その状況を変えたものは何か。ずばり「インターネット」だ。従来も中央集権でないP2P的な情報伝達手段は、うわさ話のようなものを含めいくつも存在した。しかし、インターネットはその内輪話を全世界レベルに広げてしまった。現在インターネットはテレビやラジオを超えてプライムメディアとなるべく道を進んでいるが、この過程で情報を得るコストが激減したため、今までの持てる持たざるの勢力図を次々と書き換えている。そして、久々に情報は大きな格差材料ではなくなる。そして、崩壊しつつあるのは、情報格差を元にした統制経済による「戦争」をやっていた連中ではないか。情報格差は、ネットによるコミュニケーションコストの減少と、コミュニティの巨大化により、無くなりつつある。それが無くなることにより、情報格差を利用した従来の手法(例えば、金融などその最たるものではないか)も通用しなくなる。
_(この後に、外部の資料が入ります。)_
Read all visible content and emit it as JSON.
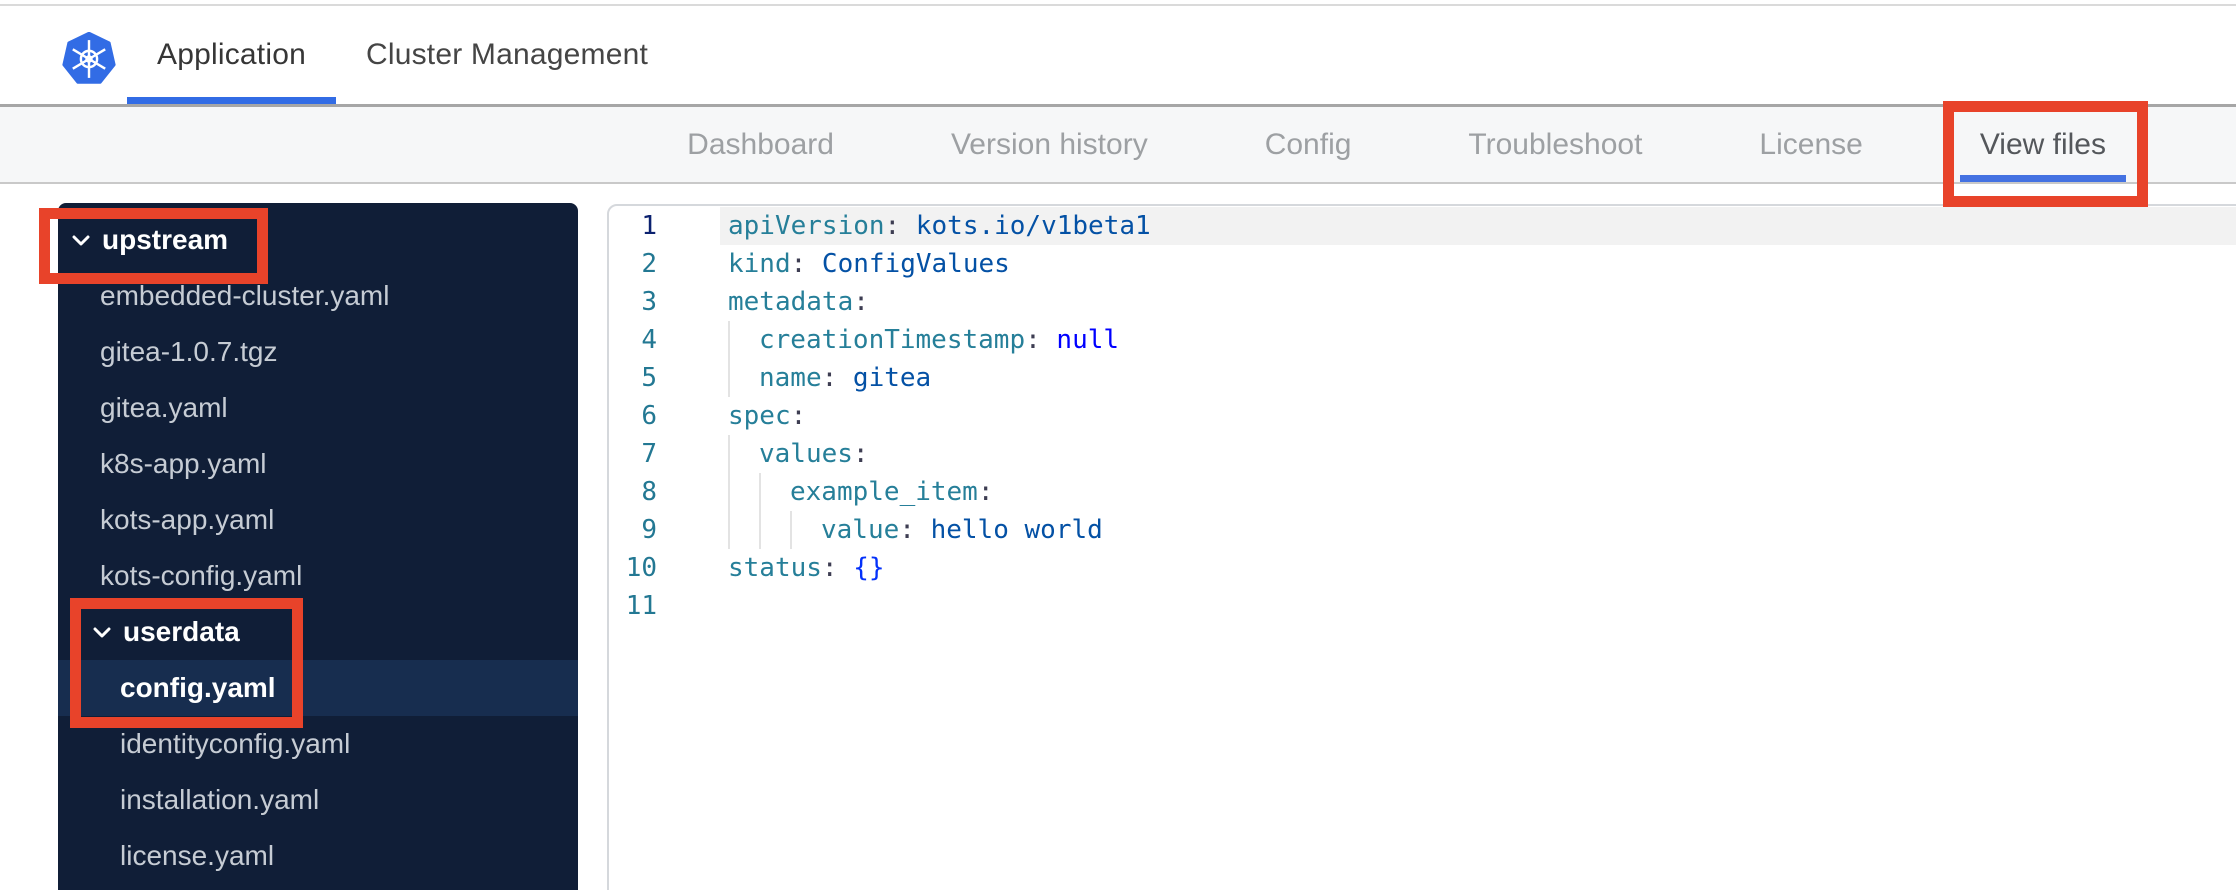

だから、金融崩壊の原因はインターネットにあるんじゃないか? ということなのだ。それ以前のテレビのような流れも、たぶん大きく影響しているだろう。しかし劇的なのはなんと言ってもWWWであり、Linuxであり、Googleであろう(ただし、具体的に何が劇的だったのかは異論だらけだろう)

たぶんここから本来は「では、来るべき未来はインターネットの力によりどのようなことが起こるのか」という考察に移るのだが、今日は夜10時だというのにまるで深夜のように思えるほど非常に眠いので、とりあえず次回以降に。